Philip Kosloski graduated from the University of Saint Thomas in Minnesota with a Bachelor’s in Philosophy and Catholic Studies and completed his Master of Arts degree in Theology with the Augustine Institute. He is a writer and author of In the Footsteps of a Saint: John Paul II’s Visit to Wisconsin. He blogs at philipkosloski.com and writes to help all Catholics master the art of prayer by conquering the practical obstacles that prevent a fruitful relationship with Christ.
Personally I have had to discern God’s will many times over the years. At first I had to make the big decision of what to do after high school. In the last two years before I graduated, I had a deep conversion and sincerely wanted to do God’s will. At first I thought I was called to enter college and then get married. While praying, I didn’t have a lot of peace about the situation, but I really liked this girl that I was dating. I didn’t want to give it all up, so I persisted and applied to a local university.
Then circumstances changed during the last semester of my senior year and we had to end the relationship. I wasn’t sure what I was supposed to do, but I had a sneaking suspicion that I needed to enter seminary to study to become a priest. So, I returned to prayer and spent most of my free time in front of the tabernacle at a local church. At the time I had been developing an affection for Saint Thérèse of Lisieux and decided to pray her famous “Rose Novena.” Lo and behold, on the ninth day I entered the local church and there was a single red rose at the foot of the altar. It was not in a vase and was simply propped up against the altar….a very strange place for a single rose! I took it as a sign that I needed to apply to seminary.
I entered seminary that year and spent the next three years growing in my faith. I treasure those three years and am eternally thankful for them. However, in my third year I felt a calling to explore the religious life. I took it to prayer and visited a few religious monasteries. I felt a lot of peace at one in particular and decided to apply to enter. I was accepted and then discontinued my seminary studies. Shortly after that decision, I felt great agony and unrest, yet I persisted and ignored my feelings. In that same summer before I was to enter this particular religious monastery, there were a series of events that led me to return to prayer and discern a call to married life.
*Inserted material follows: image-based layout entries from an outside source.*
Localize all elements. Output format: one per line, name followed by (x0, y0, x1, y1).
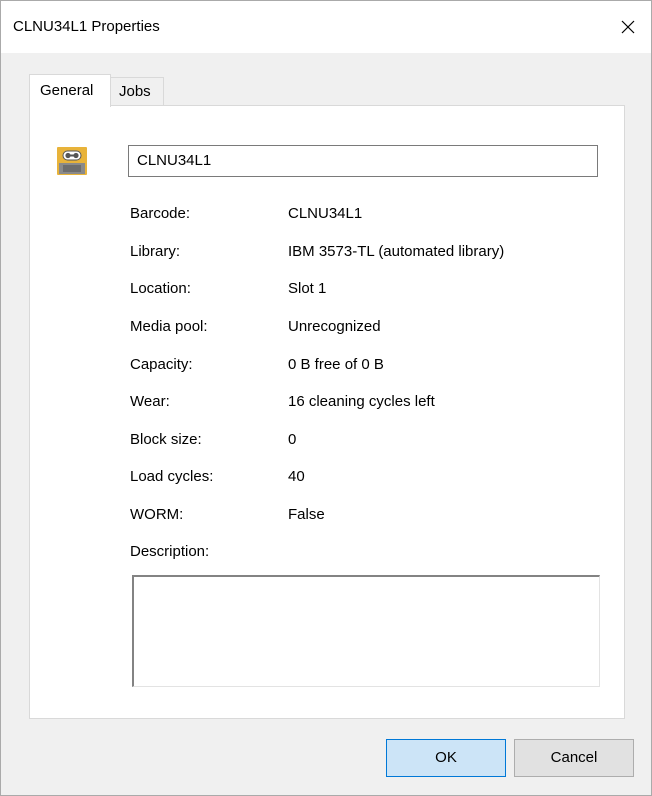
properties-dialog: CLNU34L1 Properties General Jobs CLNU34L… (0, 0, 652, 796)
media-name-field[interactable]: CLNU34L1 (128, 145, 598, 177)
property-row-load-cycles: Load cycles: 40 (130, 468, 610, 488)
media-name-value: CLNU34L1 (137, 152, 212, 169)
tab-general[interactable]: General (29, 74, 111, 107)
location-label: Location: (130, 280, 191, 297)
property-row-capacity: Capacity: 0 B free of 0 B (130, 356, 610, 376)
barcode-label: Barcode: (130, 205, 191, 222)
property-row-media-pool: Media pool: Unrecognized (130, 318, 610, 338)
tab-jobs[interactable]: Jobs (110, 77, 164, 105)
wear-value: 16 cleaning cycles left (288, 393, 435, 410)
tab-general-label: General (40, 82, 94, 99)
block-size-value: 0 (288, 431, 297, 448)
location-value: Slot 1 (288, 280, 327, 297)
worm-label: WORM: (130, 506, 184, 523)
close-button[interactable] (605, 1, 651, 53)
window-title: CLNU34L1 Properties (13, 18, 160, 35)
library-label: Library: (130, 243, 181, 260)
cancel-button[interactable]: Cancel (514, 739, 634, 777)
media-pool-label: Media pool: (130, 318, 208, 335)
load-cycles-label: Load cycles: (130, 468, 214, 485)
close-icon (621, 20, 635, 34)
description-label: Description: (130, 543, 210, 560)
block-size-label: Block size: (130, 431, 202, 448)
capacity-label: Capacity: (130, 356, 193, 373)
barcode-value: CLNU34L1 (288, 205, 363, 222)
property-row-barcode: Barcode: CLNU34L1 (130, 205, 610, 225)
ok-button[interactable]: OK (386, 739, 506, 777)
load-cycles-value: 40 (288, 468, 305, 485)
general-tab-panel: CLNU34L1 Barcode: CLNU34L1 Library: IBM … (29, 105, 625, 719)
property-row-block-size: Block size: 0 (130, 431, 610, 451)
property-row-wear: Wear: 16 cleaning cycles left (130, 393, 610, 413)
library-value: IBM 3573-TL (automated library) (288, 243, 505, 260)
description-textarea[interactable] (132, 575, 600, 687)
property-row-library: Library: IBM 3573-TL (automated library) (130, 243, 610, 263)
title-bar: CLNU34L1 Properties (1, 1, 651, 53)
tab-jobs-label: Jobs (119, 83, 151, 100)
property-row-location: Location: Slot 1 (130, 280, 610, 300)
tape-cartridge-icon (57, 147, 87, 175)
wear-label: Wear: (130, 393, 170, 410)
media-pool-value: Unrecognized (288, 318, 381, 335)
property-row-worm: WORM: False (130, 506, 610, 526)
worm-value: False (288, 506, 325, 523)
capacity-value: 0 B free of 0 B (288, 356, 384, 373)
I felt at peace with the decision and returned to college to finish my senior year instead of entering the monastery. I then got married the summer after graduating from college and soon after had to discern where to live and what job to take. As of our wedding day, I was unemployed and my wife had a low-paying job at a local Catholic high school. However, I remained optimistic and placed my trust in God. Soon after we were married, my pastor stopped me after Mass one day and offered me a job. I took it and have been working there for the past 6 years.
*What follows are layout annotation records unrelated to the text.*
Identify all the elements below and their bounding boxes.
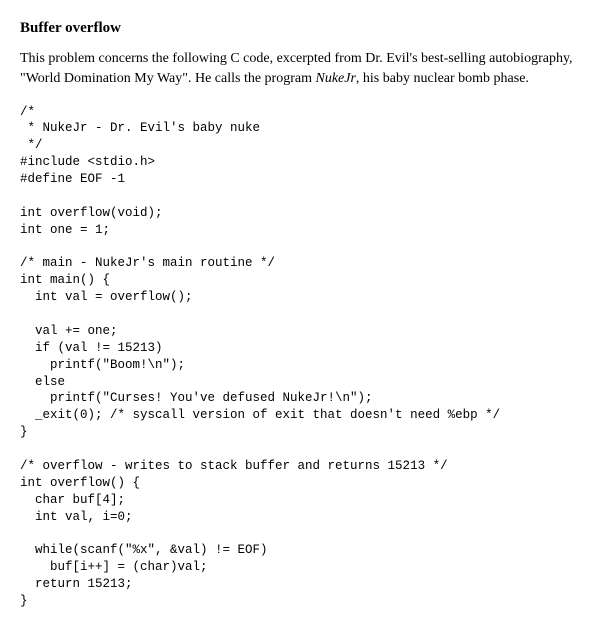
code-block: /* * NukeJr - Dr. Evil's baby nuke */ #i… xyxy=(20,104,589,610)
intro-paragraph: This problem concerns the following C co… xyxy=(20,49,589,90)
intro-program-name: NukeJr xyxy=(315,71,355,86)
intro-text-post: , his baby nuclear bomb phase. xyxy=(356,71,529,86)
section-title: Buffer overflow xyxy=(20,18,589,39)
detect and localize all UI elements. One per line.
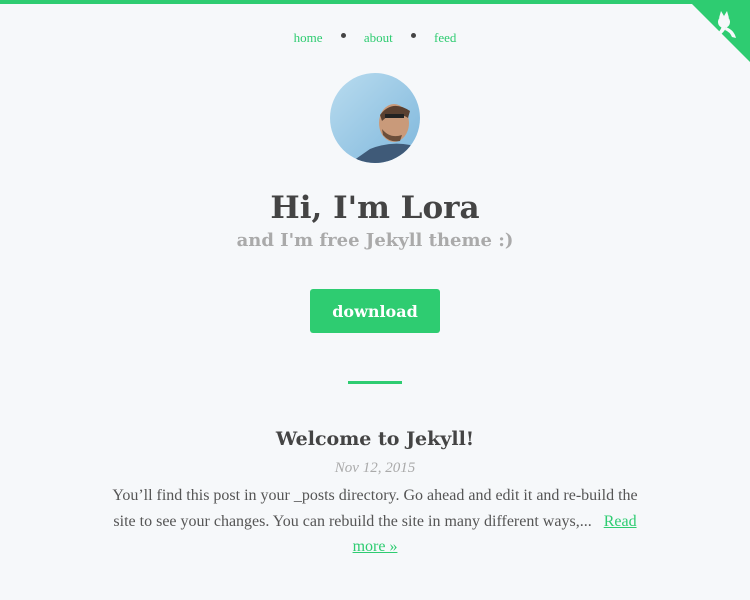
main-nav: home about feed	[0, 30, 750, 46]
post-title-link[interactable]: Welcome to Jekyll!	[0, 428, 750, 450]
download-button[interactable]: download	[310, 289, 440, 333]
top-accent-bar	[0, 0, 750, 4]
nav-separator	[340, 33, 346, 38]
post-excerpt: You’ll find this post in your _posts dir…	[100, 483, 650, 560]
avatar-photo	[330, 73, 420, 163]
nav-feed-link[interactable]: feed	[434, 30, 456, 46]
post-excerpt-text: You’ll find this post in your _posts dir…	[112, 487, 638, 530]
nav-about-link[interactable]: about	[364, 30, 393, 46]
hero-subtitle: and I'm free Jekyll theme :)	[236, 230, 514, 251]
post-date: Nov 12, 2015	[334, 460, 416, 476]
avatar	[330, 73, 420, 163]
hero-title: Hi, I'm Lora	[270, 190, 480, 226]
nav-separator	[410, 33, 416, 38]
nav-home-link[interactable]: home	[294, 30, 323, 46]
section-divider	[348, 381, 402, 384]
Since then, we have moved twice and have had four children. For each decision we were united in prayer and felt at peace, knowing that we were doing God’s will. It may not have been an easy decision and sometimes great suffering accompanied it, but we always had an interior peace that confirmed we were following the will of God.
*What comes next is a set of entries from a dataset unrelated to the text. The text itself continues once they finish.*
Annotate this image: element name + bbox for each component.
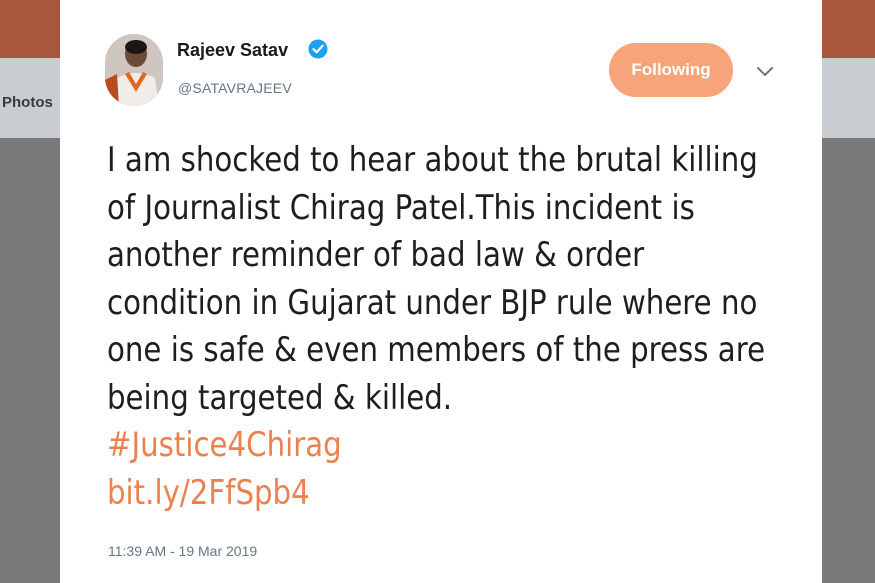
avatar[interactable] <box>105 34 163 106</box>
tweet-body: I am shocked to hear about the brutal ki… <box>107 137 766 518</box>
tweet-text-line: being targeted & killed. <box>107 377 453 418</box>
hashtag-link[interactable]: #Justice4Chirag <box>107 422 709 470</box>
author-handle[interactable]: @SATAVRAJEEV <box>178 80 292 96</box>
author-name[interactable]: Rajeev Satav <box>177 40 288 61</box>
url-link[interactable]: bit.ly/2FfSpb4 <box>107 470 709 518</box>
verified-badge-icon <box>308 39 328 59</box>
tweet-text-line: another reminder of bad law & order <box>107 235 645 275</box>
tweet-text-line: of Journalist Chirag Patel.This incident… <box>107 187 695 228</box>
tweet-text-line: one is safe & even members of the press … <box>107 330 766 370</box>
tweet-text-line: I am shocked to hear about the brutal ki… <box>107 140 758 180</box>
tweet-timestamp[interactable]: 11:39 AM - 19 Mar 2019 <box>108 543 257 559</box>
following-button[interactable]: Following <box>609 43 733 97</box>
tweet-text-line: condition in Gujarat under BJP rule wher… <box>107 282 758 323</box>
chevron-down-icon[interactable] <box>756 66 774 78</box>
nav-tab-photos[interactable]: Photos <box>2 94 53 111</box>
I learned along the way that peace is a hallmark of God’s activity and that following God’s will means abiding in His peace. Satan, on the other hand, seeks to divide and conquer and in the process he creates great confusion in our life. His mission is to disturb us and to create disorder. Father Jacques Philippe in his short book, Searching for and Maintaining Peace: A Small Treatise on Peace of Heart, highlights this reality when he writes,
“In effect, one of the most common strategies of the devil in his efforts to distance us from God and to slow our spiritual progress is to attempt to cause the loss of our interior peace. Here is what Dom Lorenzo Scupoli…who was highly esteemed by Saint Francis de Sales, said: ‘The devil does his utmost to banish peace from one’s heart, because he knows that God abides in peace and it is in peace that He accomplishes great things.’”
The key here is to always test the decision and to see if it creates peace or anxiety in our hearts. This is a vital part of discerning God’s will every day, especially when it comes to discerning our vocation in life. Our God is a God of peace.